Iran was bought to heel because companies who traded with them particularly for oil were not only denied maritime insurance for their oil tanker ships but also denied access to Fedwire since much of the world's trade including oil is conducted in dollars via Fedwire transfer. Would global businesses trust a Communist China version of Fedwire?
John & Mike - it's a lonely fight, but especially if one is talking about the work of an economist like Hudson, one should not disparage the use of the word "debt" as it may lead one to wrongly mislabel things as un-MMT. It is entirely correct to use the word "debt" without scare quotes for international holdings of dollars or pounds, no matter what form they are in. Hudson just may be using the word in the primary English meaning, not a secondary, derived, peculiarly financial meaning. The older the economist (e.g. Lerner, Keynes & many others) the more likely they may be using the more consistent & logical primary usage. Sometimes Hudson can go a bit too far, but often he is just saying things in a way that is too little used in modern MMT circles.

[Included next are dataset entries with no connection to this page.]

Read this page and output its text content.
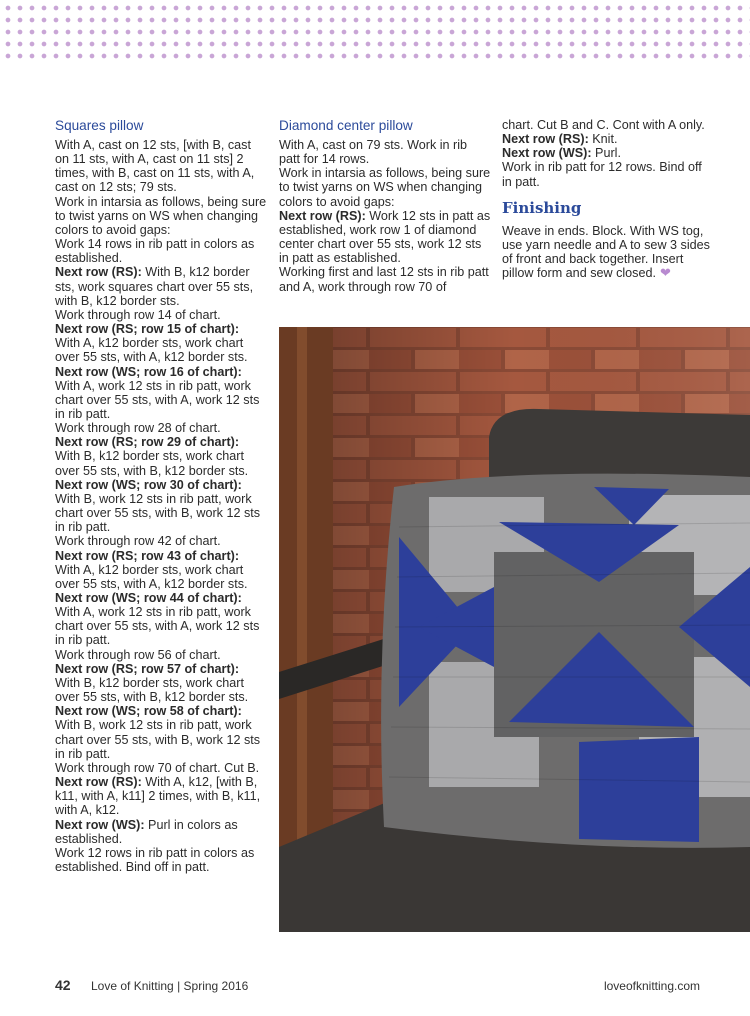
Squares pillow

With A, cast on 12 sts, [with B, cast on 11 sts, with A, cast on 11 sts] 2 times, with B, cast on 11 sts, with A, cast on 12 sts; 79 sts.

Work in intarsia as follows, being sure to twist yarns on WS when changing colors to avoid gaps:

Work 14 rows in rib patt in colors as established.

Next row (RS): With B, k12 border sts, work squares chart over 55 sts, with B, k12 border sts.

Work through row 14 of chart.

Next row (RS; row 15 of chart): With A, k12 border sts, work chart over 55 sts, with A, k12 border sts.

Next row (WS; row 16 of chart): With A, work 12 sts in rib patt, work chart over 55 sts, with A, work 12 sts in rib patt.

Work through row 28 of chart.

Next row (RS; row 29 of chart): With B, k12 border sts, work chart over 55 sts, with B, k12 border sts.

Next row (WS; row 30 of chart): With B, work 12 sts in rib patt, work chart over 55 sts, with B, work 12 sts in rib patt.

Work through row 42 of chart.

Next row (RS; row 43 of chart): With A, k12 border sts, work chart over 55 sts, with A, k12 border sts.

Next row (WS; row 44 of chart): With A, work 12 sts in rib patt, work chart over 55 sts, with A, work 12 sts in rib patt.

Work through row 56 of chart.

Next row (RS; row 57 of chart): With B, k12 border sts, work chart over 55 sts, with B, k12 border sts.

Next row (WS; row 58 of chart): With B, work 12 sts in rib patt, work chart over 55 sts, with B, work 12 sts in rib patt.

Work through row 70 of chart. Cut B.

Next row (RS): With A, k12, [with B, k11, with A, k11] 2 times, with B, k11, with A, k12.

Next row (WS): Purl in colors as established.

Work 12 rows in rib patt in colors as established. Bind off in patt.

Diamond center pillow

With A, cast on 79 sts. Work in rib patt for 14 rows.

Work in intarsia as follows, being sure to twist yarns on WS when changing colors to avoid gaps:

Next row (RS): Work 12 sts in patt as established, work row 1 of diamond center chart over 55 sts, work 12 sts in patt as established.

Working first and last 12 sts in rib patt and A, work through row 70 of

chart. Cut B and C. Cont with A only.

Next row (RS): Knit.

Next row (WS): Purl.

Work in rib patt for 12 rows. Bind off in patt.

Finishing

Weave in ends. Block. With WS tog, use yarn needle and A to sew 3 sides of front and back together. Insert pillow form and sew closed. ❤

42 Love of Knitting | Spring 2016	loveofknitting.com
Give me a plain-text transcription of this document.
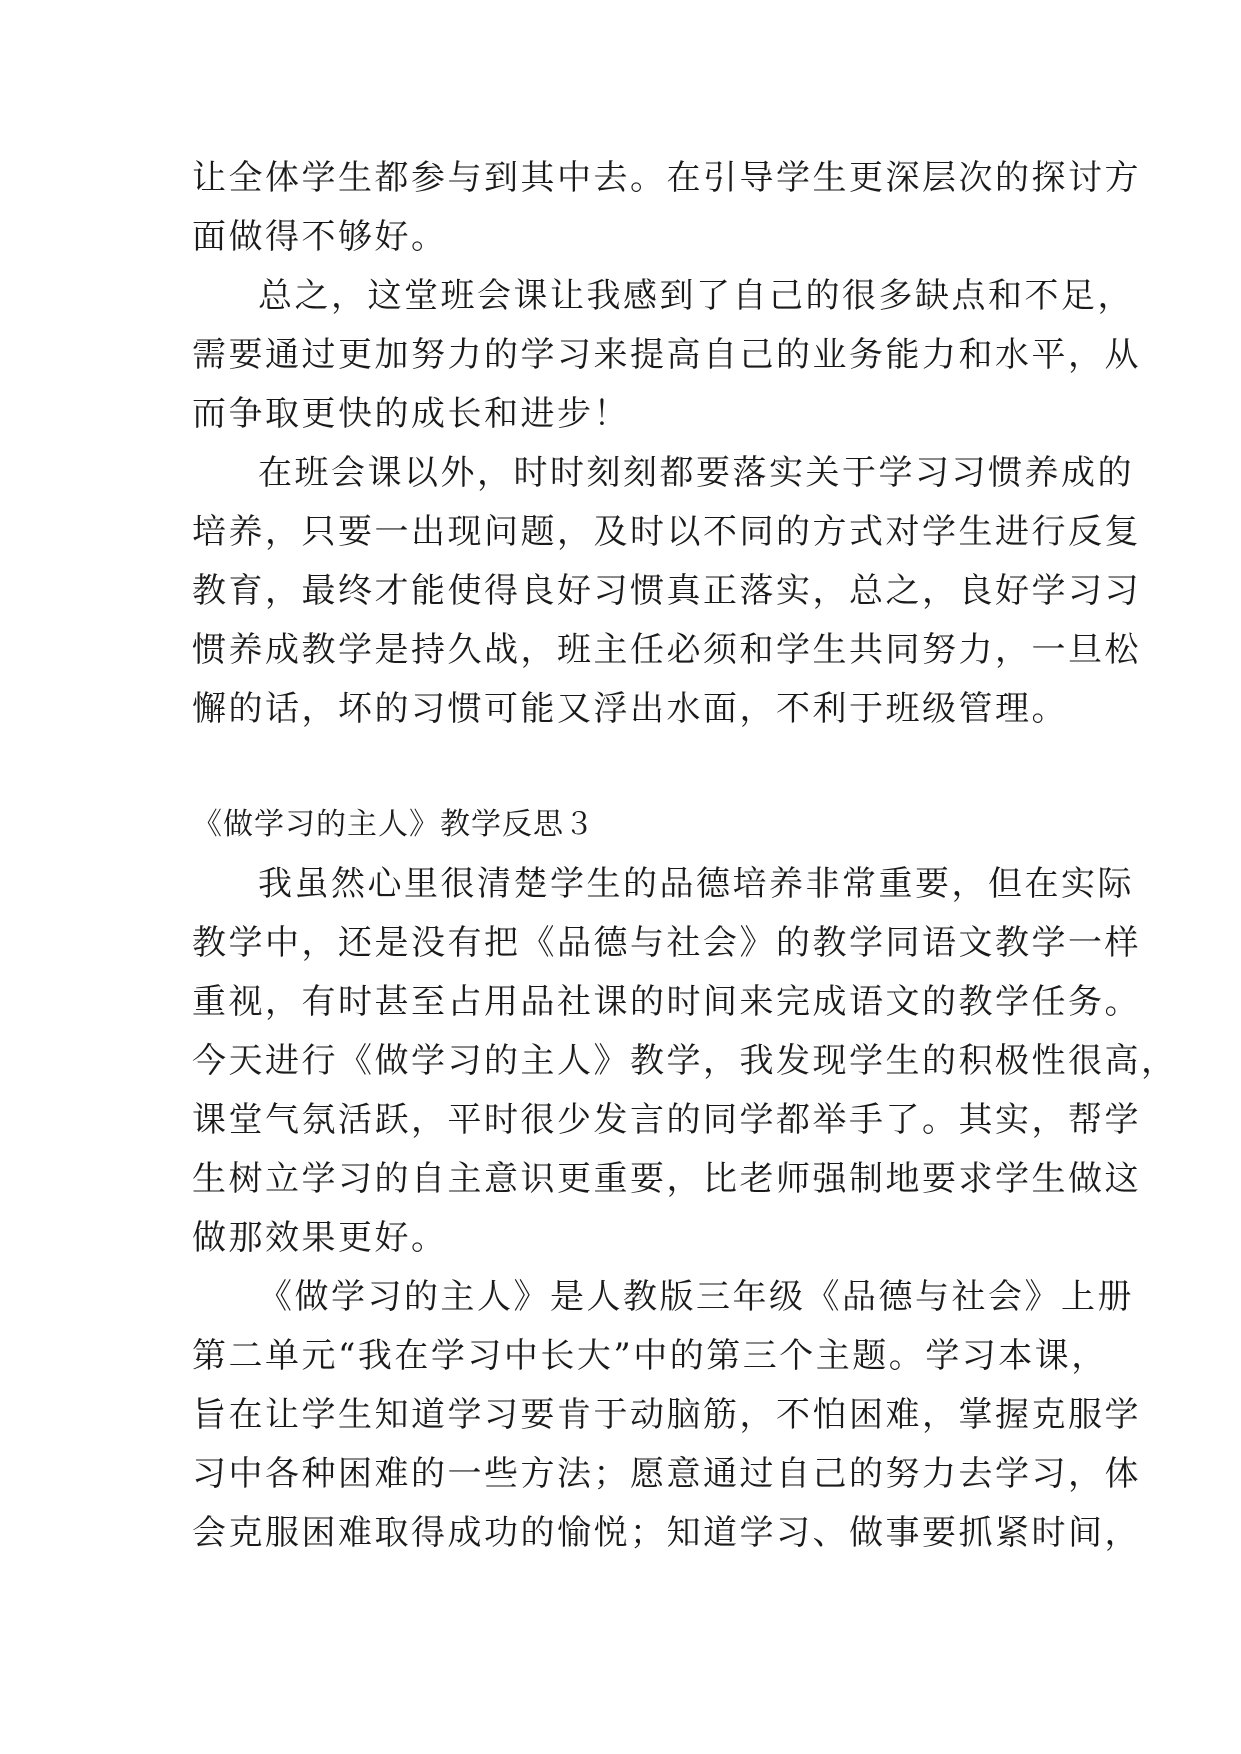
让全体学生都参与到其中去。在引导学生更深层次的探讨方
面做得不够好。
总之，这堂班会课让我感到了自己的很多缺点和不足，
需要通过更加努力的学习来提高自己的业务能力和水平，从
而争取更快的成长和进步！
在班会课以外，时时刻刻都要落实关于学习习惯养成的
培养，只要一出现问题，及时以不同的方式对学生进行反复
教育，最终才能使得良好习惯真正落实，总之，良好学习习
惯养成教学是持久战，班主任必须和学生共同努力，一旦松
懈的话，坏的习惯可能又浮出水面，不利于班级管理。
《做学习的主人》教学反思３
我虽然心里很清楚学生的品德培养非常重要，但在实际
教学中，还是没有把《品德与社会》的教学同语文教学一样
重视，有时甚至占用品社课的时间来完成语文的教学任务。
今天进行《做学习的主人》教学，我发现学生的积极性很高，
课堂气氛活跃，平时很少发言的同学都举手了。其实，帮学
生树立学习的自主意识更重要，比老师强制地要求学生做这
做那效果更好。
《做学习的主人》是人教版三年级《品德与社会》上册
第二单元“我在学习中长大”中的第三个主题。学习本课，
旨在让学生知道学习要肯于动脑筋，不怕困难，掌握克服学
习中各种困难的一些方法；愿意通过自己的努力去学习，体
会克服困难取得成功的愉悦；知道学习、做事要抓紧时间，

Of course it is unlikely that a total international debt be paid off soon, even in proportion to the size of an economy, but people only hold dollars or pounds because it could be and is constantly being paid off in real terms. So it is a lot closer to reality, needing less qualification and interpretation, to simply say "debt" rather than "the goods and services have already been paid for", which again, is misleading as it is simply not true in the primary sense.
Tom:He [Zhou Xiachuan] is well aware that the issuer of the global reserve currency should act independently of national interest in issuance.
In the real world, the opposite of the truth. Demands for the US to economically "act independently of its national interest" invariably are demands for the US to act to attack its own people and work in favor of "the so-called international bankers." Alex Tsipras is a current example of such a "responsible" leader. Let's hope "responsible" leaders become as rare as kings ruling by divine right. The irresponsible leadership the US & China have been blest by - has showered blessings on the rest of the world.
The US (or the UK or France or China etc) acting economically in its own national interest works for the global interest, NOT against it. Laissez-faire = floating rates, each nation looking out for itself, works just fine in the international setting. Just as it does not in the domestic setting. So in the real world, the bankster (/ parasite / saboteur) class incessantly asks the government to not "intervene" - act in the national interest domestically, while it incessantly demands intervention internationally.
China, Russia, Iran, Venezuela, etc. are well aware that the US has weaponized the dollar, which is called "dollar hegemony" since access to the dollar system is crucial in the contemporary world. Economic hegemony is as important to the US ruling elite as military hegemony. They go hand in hand.